Cette mesure est dangereuse, car elle vise à stigmatiser les étrangers en faisant croire qu’ils sont la cause du déficit public de la France. Selon une logique bien rodée, que nous avons souvent l’occasion de dénoncer, le Gouvernement fait payer les plus pauvres et continue d’exonérer les plus riches.

En réalité, cette disposition fait peser sur les plus pauvres un nouveau prélèvement, qui n’existe pas pour les autres catégories de la population. Je rappelle que les personnes bénéficiant de l’AME disposent d’un revenu inférieur à 634 euros par mois ; elles sont donc dans le dénuement le plus total. Cette somme leur permet à peine de se loger et de se nourrir et, le plus souvent, elle ne suffit pas.

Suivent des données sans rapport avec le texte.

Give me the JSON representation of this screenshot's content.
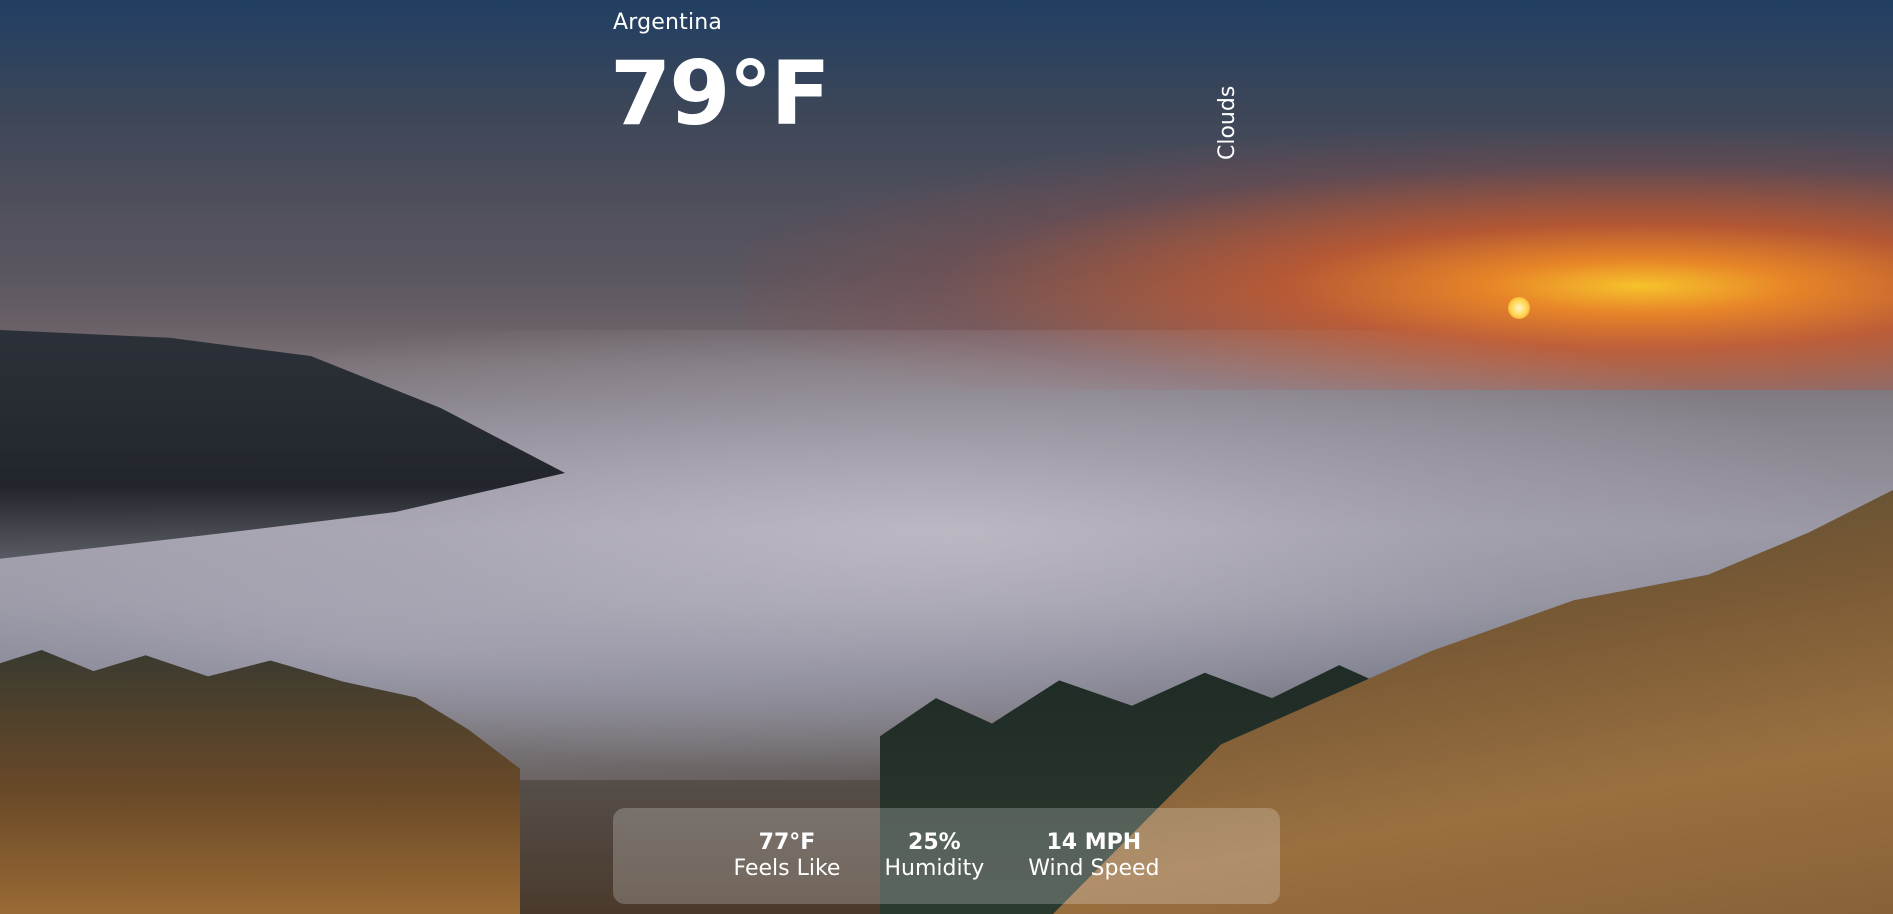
{
  "weather": {
    "location": "Argentina",
    "temperature": "79°F",
    "condition": "Clouds"
  },
  "stats": [
    {
      "value": "77°F",
      "label": "Feels Like"
    },
    {
      "value": "25%",
      "label": "Humidity"
    },
    {
      "value": "14 MPH",
      "label": "Wind Speed"
    }
  ],
  "colors": {
    "text": "#ffffff",
    "panel_background": "rgba(255,255,255,0.22)"
  }
}
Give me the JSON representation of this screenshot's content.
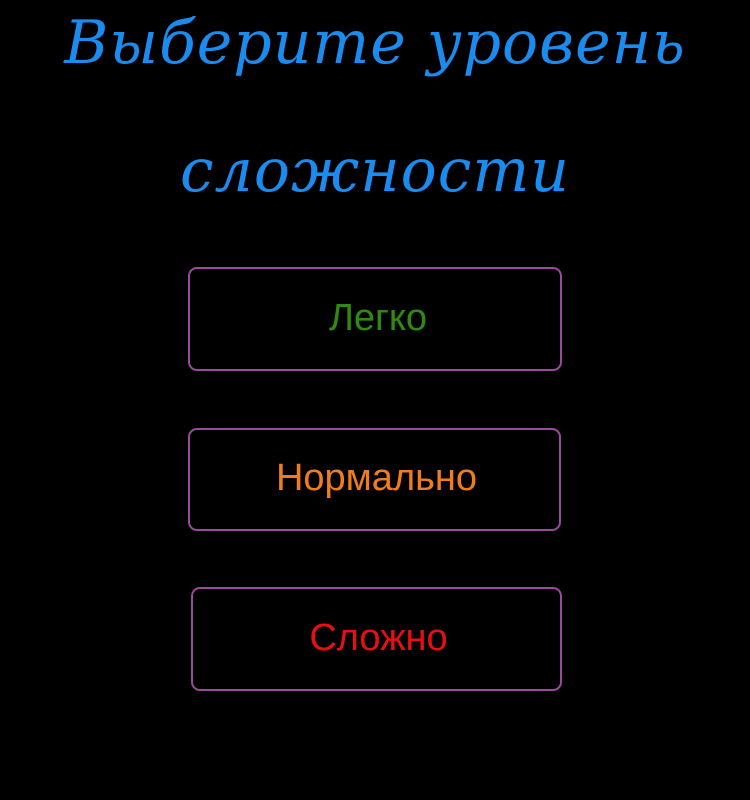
{
  "title": {
    "line1": "Выберите уровень",
    "line2": "сложности",
    "color": "#1a8cf0"
  },
  "buttons": {
    "easy": {
      "label": "Легко",
      "color": "#2e8b0e"
    },
    "normal": {
      "label": "Нормально",
      "color": "#f07d1a"
    },
    "hard": {
      "label": "Сложно",
      "color": "#e8100f"
    },
    "border_color": "#9a4a9e"
  },
  "background_color": "#000000"
}
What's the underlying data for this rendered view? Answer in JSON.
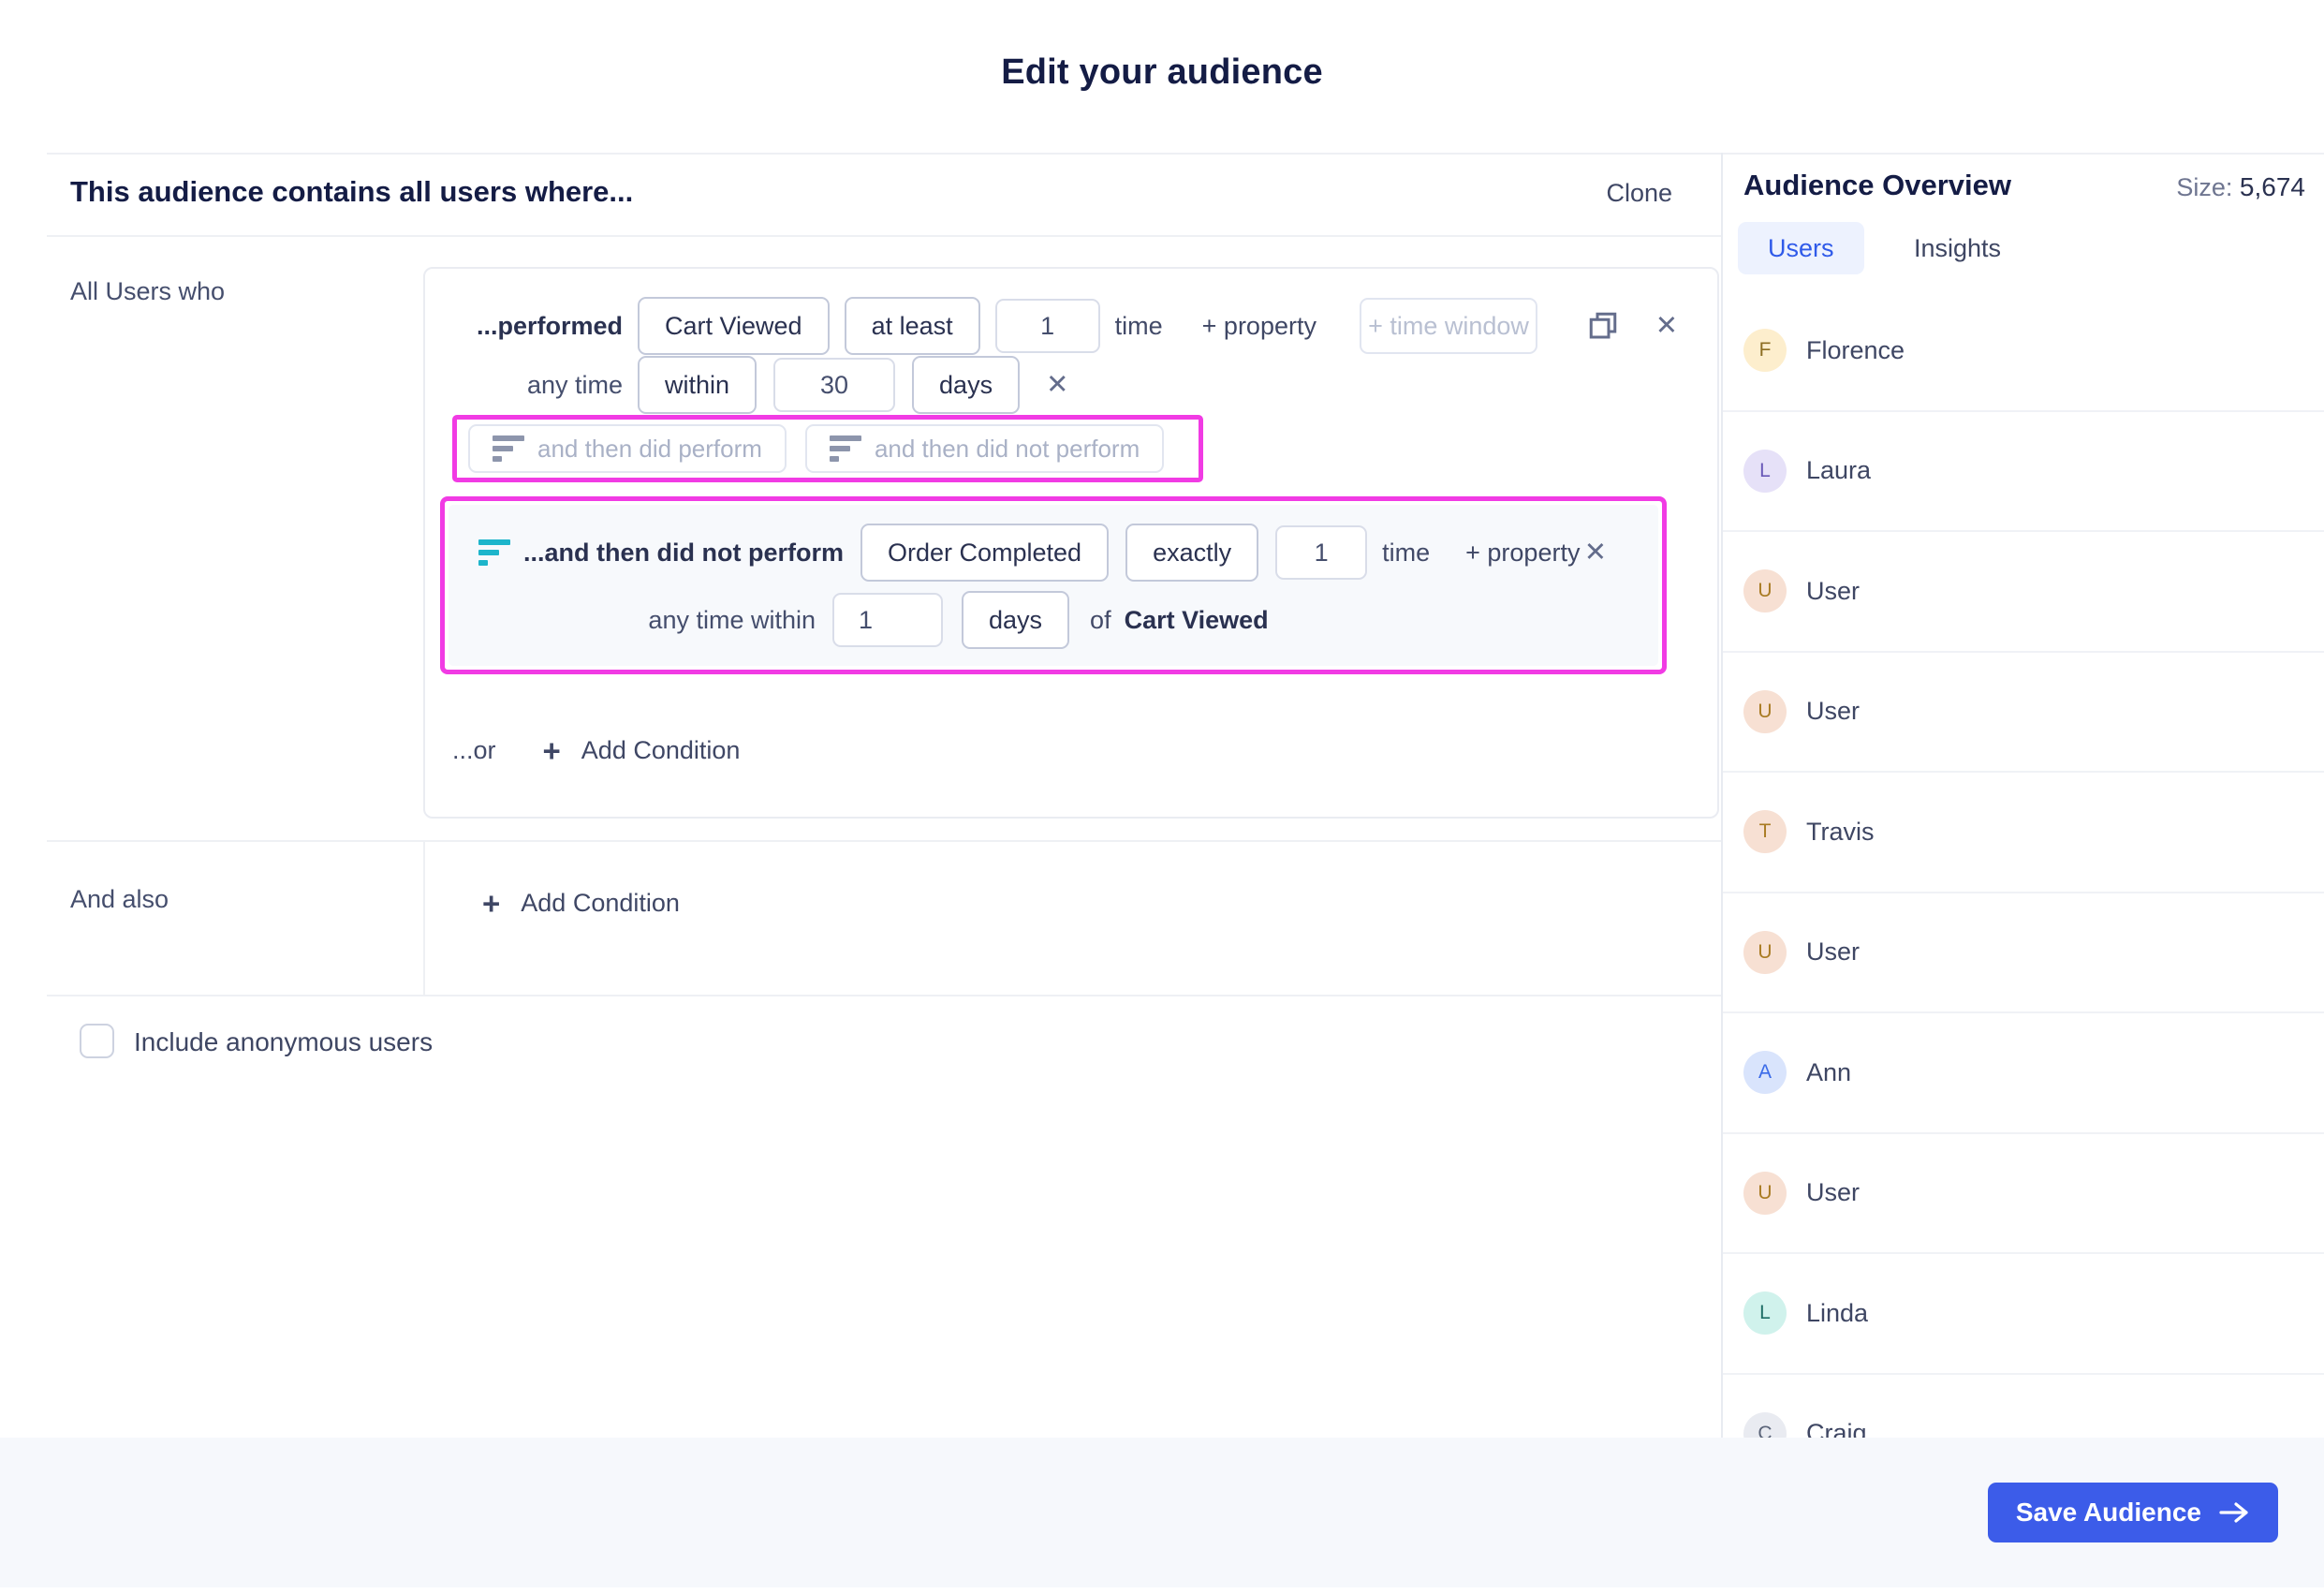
{
  "title": "Edit your audience",
  "main": {
    "header": {
      "title": "This audience contains all users where...",
      "clone": "Clone"
    },
    "who_label": "All Users who",
    "cond1": {
      "prefix": "...performed",
      "event": "Cart Viewed",
      "operator": "at least",
      "count": "1",
      "time_label": "time",
      "property_label": "+ property",
      "time_window_placeholder": "+ time window"
    },
    "cond1_time": {
      "prefix": "any time",
      "operator": "within",
      "value": "30",
      "unit": "days"
    },
    "then_actions": {
      "perform": "and then did perform",
      "not_perform": "and then did not perform"
    },
    "cond2": {
      "prefix": "...and then did not perform",
      "event": "Order Completed",
      "operator": "exactly",
      "count": "1",
      "time_label": "time",
      "property_label": "+ property",
      "window_prefix": "any time within",
      "window_value": "1",
      "window_unit": "days",
      "of_label": "of",
      "ref_event": "Cart Viewed"
    },
    "or_label": "...or",
    "add_condition": "Add Condition",
    "and_also": "And also",
    "add_condition2": "Add Condition",
    "anonymous_label": "Include anonymous users",
    "anonymous_checked": false
  },
  "sidebar": {
    "title": "Audience Overview",
    "size_label": "Size:",
    "size_value": "5,674",
    "tabs": {
      "users": "Users",
      "insights": "Insights"
    },
    "users": [
      {
        "name": "Florence",
        "initial": "F",
        "bg": "#fdeecd",
        "fg": "#8c6d22"
      },
      {
        "name": "Laura",
        "initial": "L",
        "bg": "#e6e1f8",
        "fg": "#6958b8"
      },
      {
        "name": "User",
        "initial": "U",
        "bg": "#f7e0d3",
        "fg": "#a97b23"
      },
      {
        "name": "User",
        "initial": "U",
        "bg": "#f7e0d3",
        "fg": "#a97b23"
      },
      {
        "name": "Travis",
        "initial": "T",
        "bg": "#f7e0d3",
        "fg": "#a97b23"
      },
      {
        "name": "User",
        "initial": "U",
        "bg": "#f7e0d3",
        "fg": "#a97b23"
      },
      {
        "name": "Ann",
        "initial": "A",
        "bg": "#d9e4fc",
        "fg": "#3a6ae8"
      },
      {
        "name": "User",
        "initial": "U",
        "bg": "#f7e0d3",
        "fg": "#a97b23"
      },
      {
        "name": "Linda",
        "initial": "L",
        "bg": "#d0f2ec",
        "fg": "#1f6e66"
      },
      {
        "name": "Craig",
        "initial": "C",
        "bg": "#e9ebf1",
        "fg": "#5a6378"
      }
    ]
  },
  "footer": {
    "save": "Save Audience"
  },
  "colors": {
    "highlight_magenta": "#f13be4",
    "teal_icon": "#1db5cb",
    "accent_blue": "#3c5ce9",
    "tab_blue": "#2f5ae9"
  }
}
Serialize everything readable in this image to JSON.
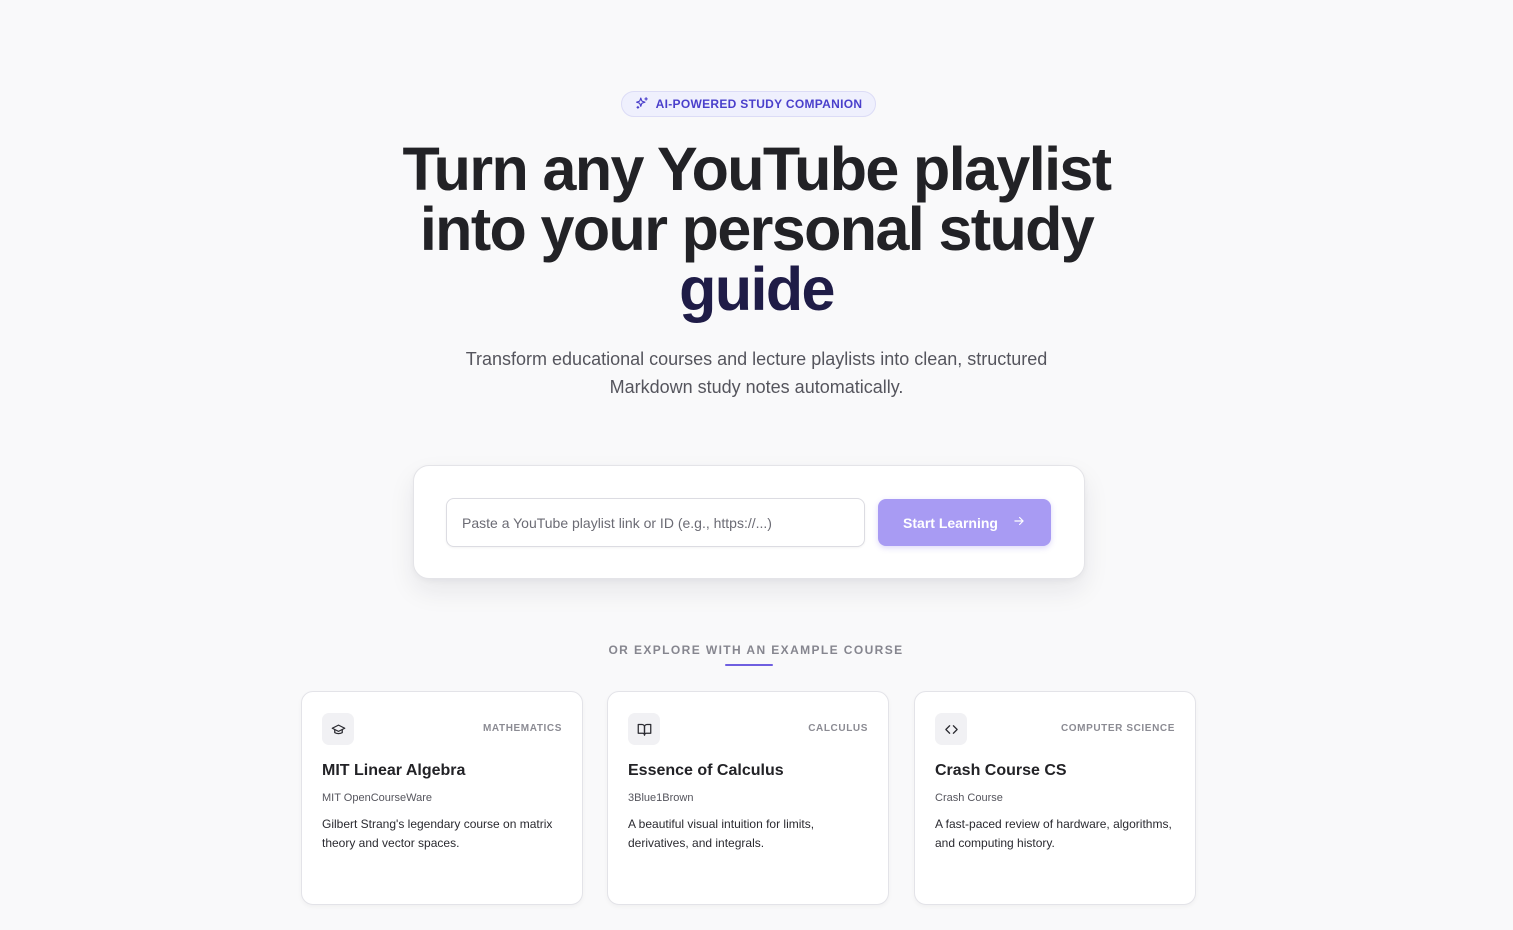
{
  "badge": {
    "label": "AI-POWERED STUDY COMPANION",
    "icon": "sparkles-icon"
  },
  "hero": {
    "title_line1": "Turn any YouTube playlist",
    "title_line2": "into your personal study",
    "title_accent": "guide",
    "subtitle_line1": "Transform educational courses and lecture playlists into clean, structured",
    "subtitle_line2": "Markdown study notes automatically."
  },
  "input": {
    "placeholder": "Paste a YouTube playlist link or ID (e.g., https://...)",
    "value": ""
  },
  "button": {
    "label": "Start Learning",
    "icon": "arrow-right-icon"
  },
  "explore": {
    "label": "OR EXPLORE WITH AN EXAMPLE COURSE"
  },
  "courses": [
    {
      "icon": "graduation-cap-icon",
      "category": "MATHEMATICS",
      "title": "MIT Linear Algebra",
      "author": "MIT OpenCourseWare",
      "description": "Gilbert Strang's legendary course on matrix theory and vector spaces."
    },
    {
      "icon": "book-open-icon",
      "category": "CALCULUS",
      "title": "Essence of Calculus",
      "author": "3Blue1Brown",
      "description": "A beautiful visual intuition for limits, derivatives, and integrals."
    },
    {
      "icon": "code-icon",
      "category": "COMPUTER SCIENCE",
      "title": "Crash Course CS",
      "author": "Crash Course",
      "description": "A fast-paced review of hardware, algorithms, and computing history."
    }
  ],
  "colors": {
    "background": "#f9f9fa",
    "accent": "#4a3fcb",
    "button": "#a89bf3",
    "title_accent": "#1f1c47"
  }
}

Ajouter le paiement de 30 euros participe de cette précarité et l’aggrave. C'est la raison pour laquelle cette disposition rompt avec la tradition républicaine d’aide sociale et d’accueil de la France. Mes chers collègues, dois-je vous rappeler que les secours aux démunis sont conditionnés non par la contribution des intéressés, mais par leur besoin de soins ?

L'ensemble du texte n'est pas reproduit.